🤖 AI Summary
This paper addresses the sensor scheduling problem in graph-structured intrusion detection, formulated as a two-player zero-sum game between defender and attacker. The objective is to minimize both false-negative probability and scheduling cost while accounting for the attacker’s optimal path selection and the defender’s uncertainty regarding sensor models and payoff matrices. We propose a distributed weighted majority algorithm to compute Nash equilibria and introduce, for the first time, a feedback-driven online learning framework that enables asymptotically optimal policy estimation under unknown sensor models. We provide theoretical guarantees on its convergence and establish a high-probability order-optimal regret bound. Simulation results demonstrate that our approach significantly outperforms baseline methods in both known- and unknown-payoff settings, achieving over a threefold improvement in scheduling efficiency.
📝 Abstract
We study the problem of sensor scheduling for an intrusion detection task. We model this as a two-player zero-sum game over a graph, where the defender (Player 1) seeks to identify the optimal strategy for scheduling sensor orientations to minimize the probability of missed detection at minimal cost, while the intruder (Player 2) aims to identify the optimal path selection strategy to maximize missed detection probability at minimal cost. The defender's strategy space grows exponentially with the number of sensors, making direct computation of the Nash Equilibrium (NE) strategies computationally expensive. To tackle this, we propose a distributed variant of the Weighted Majority algorithm that exploits the structure of the game's payoff matrix, enabling efficient computation of the NE strategies with provable convergence guarantees.
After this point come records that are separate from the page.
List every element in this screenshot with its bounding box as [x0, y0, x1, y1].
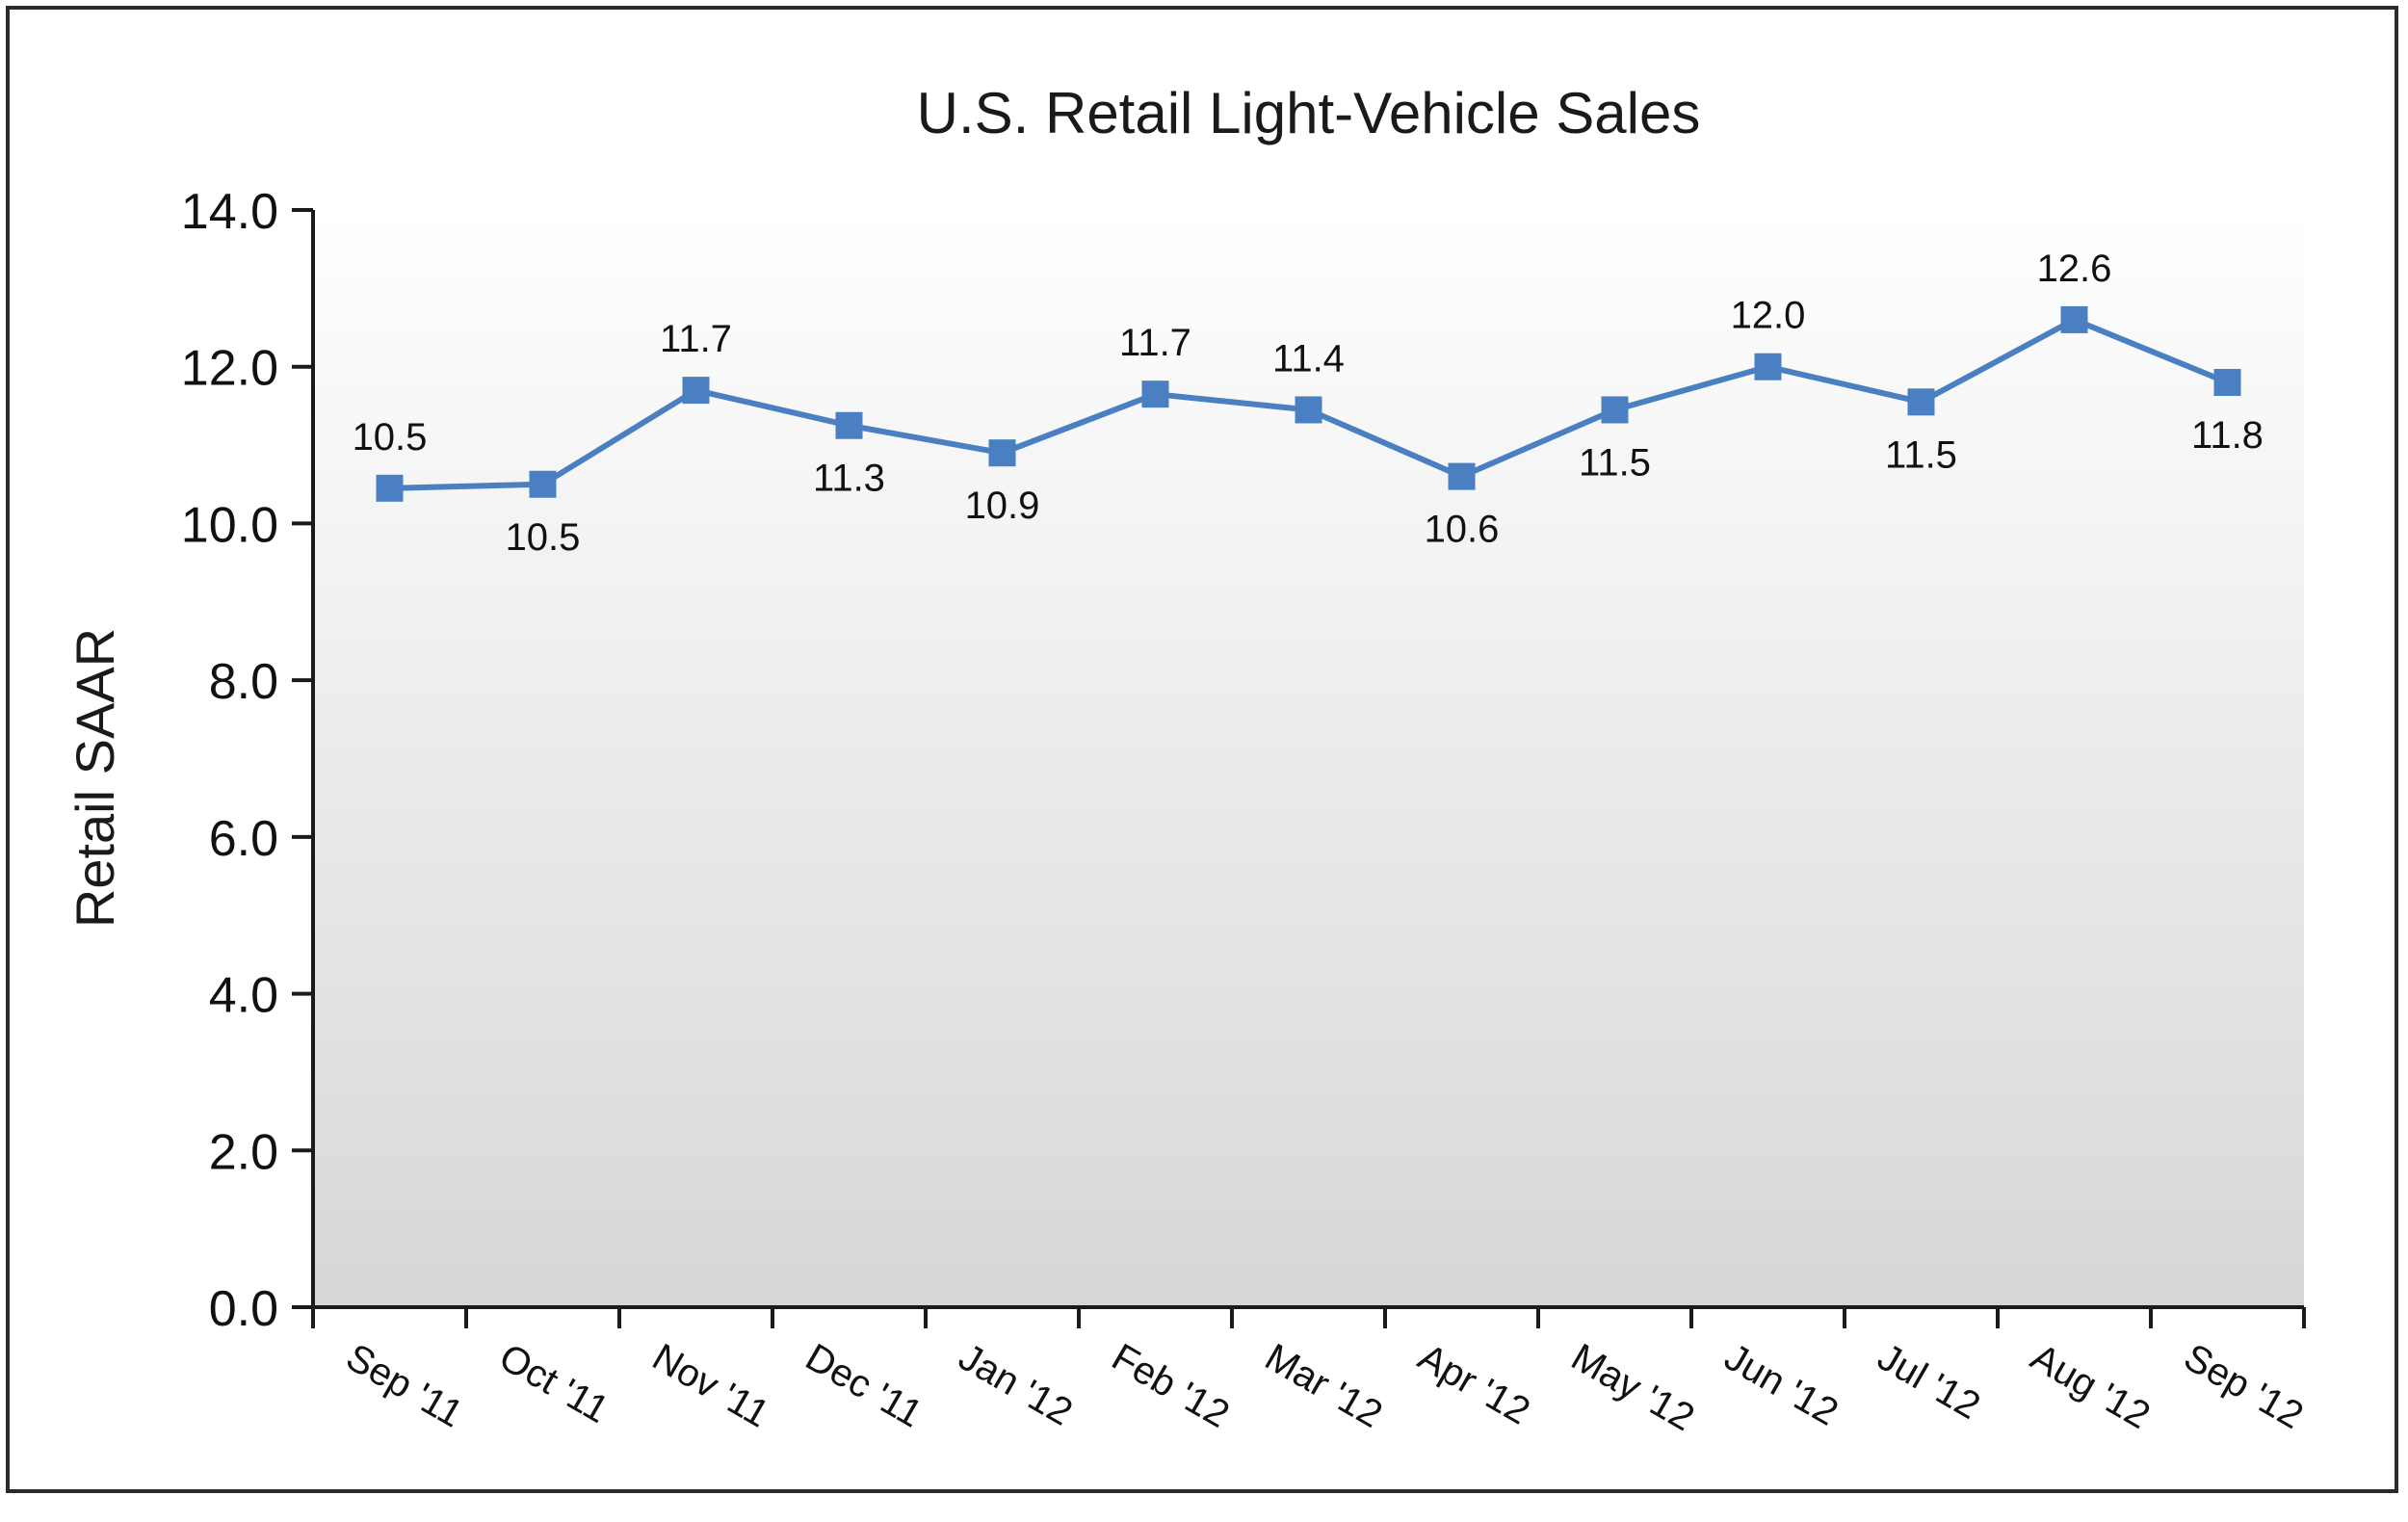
- data-point-marker: [376, 474, 404, 502]
- data-point-marker: [835, 411, 863, 439]
- data-point-marker: [988, 439, 1016, 467]
- y-tick-label: 4.0: [209, 968, 278, 1024]
- data-label: 11.7: [660, 318, 732, 360]
- y-tick-label: 8.0: [209, 654, 278, 710]
- x-tick-label: Dec '11: [798, 1336, 929, 1436]
- data-point-marker: [1907, 388, 1935, 416]
- data-label: 10.9: [965, 485, 1040, 527]
- y-tick-label: 10.0: [181, 497, 278, 553]
- data-point-marker: [2060, 305, 2088, 333]
- data-label: 12.6: [2037, 248, 2112, 290]
- x-tick-label: Oct '11: [492, 1336, 615, 1431]
- data-label: 11.4: [1272, 337, 1345, 380]
- data-label: 12.0: [1731, 295, 1806, 337]
- data-label: 10.5: [353, 416, 428, 459]
- x-tick-label: Apr '12: [1411, 1336, 1537, 1433]
- x-tick-label: Aug '12: [2024, 1336, 2157, 1437]
- data-point-marker: [682, 377, 710, 405]
- x-tick-label: Mar '12: [1258, 1336, 1389, 1436]
- x-tick-label: Nov '11: [645, 1336, 776, 1436]
- y-axis-label: Retail SAAR: [65, 628, 125, 928]
- y-tick-label: 12.0: [181, 341, 278, 397]
- data-point-marker: [529, 470, 557, 498]
- data-label: 11.8: [2191, 414, 2264, 457]
- data-point-marker: [1448, 462, 1476, 490]
- data-label: 11.5: [1579, 441, 1651, 484]
- x-axis-ticks: Sep '11 Oct '11 Nov '11 Dec '11 Jan '12 Feb '…: [311, 1307, 2310, 1440]
- y-tick-label: 2.0: [209, 1124, 278, 1180]
- x-tick-label: Jul '12: [1871, 1336, 1987, 1428]
- x-tick-label: Sep '12: [2177, 1336, 2310, 1437]
- data-point-marker: [1141, 380, 1169, 408]
- x-tick-label: Jan '12: [952, 1336, 1080, 1434]
- plot-area: [313, 210, 2304, 1307]
- data-point-marker: [1754, 353, 1782, 380]
- data-label: 11.5: [1885, 433, 1957, 476]
- axes: [311, 210, 2304, 1309]
- data-label: 10.6: [1425, 509, 1500, 551]
- data-labels: 10.5 10.5 11.7 11.3 10.9 11.7 11.4 10.6 11.5 12.0…: [353, 248, 2264, 559]
- y-tick-label: 6.0: [209, 811, 278, 867]
- data-point-marker: [2213, 368, 2241, 396]
- y-tick-label: 14.0: [181, 184, 278, 240]
- x-tick-label: Feb '12: [1105, 1336, 1236, 1436]
- data-point-marker: [1601, 396, 1629, 424]
- data-label: 11.7: [1119, 322, 1191, 364]
- data-label: 10.5: [506, 516, 581, 559]
- y-tick-label: 0.0: [209, 1281, 278, 1337]
- y-axis-ticks: 0.0 2.0 4.0 6.0 8.0 10.0 12.0 14.0: [181, 184, 313, 1337]
- x-tick-label: May '12: [1564, 1336, 1701, 1440]
- x-tick-label: Jun '12: [1717, 1336, 1845, 1434]
- chart-title: U.S. Retail Light-Vehicle Sales: [917, 81, 1701, 145]
- series-layer: [376, 305, 2241, 502]
- data-label: 11.3: [813, 458, 885, 500]
- data-point-marker: [1295, 396, 1322, 424]
- x-tick-label: Sep '11: [339, 1336, 470, 1436]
Next, we consider a more challenging scenario where the defender lacks knowledge of the true sensor models and, consequently, the game's payoff matrix. For this setting, we develop online learning algorithms that leverage bandit feedback from sensors to estimate the NE strategies. By building on existing results from perturbation theory and online learning in matrix games, we derive high-probability order-optimal regret bounds for our algorithms. Finally, through simulations, we demonstrate the empirical performance of our proposed algorithms in both known and unknown payoff scenarios.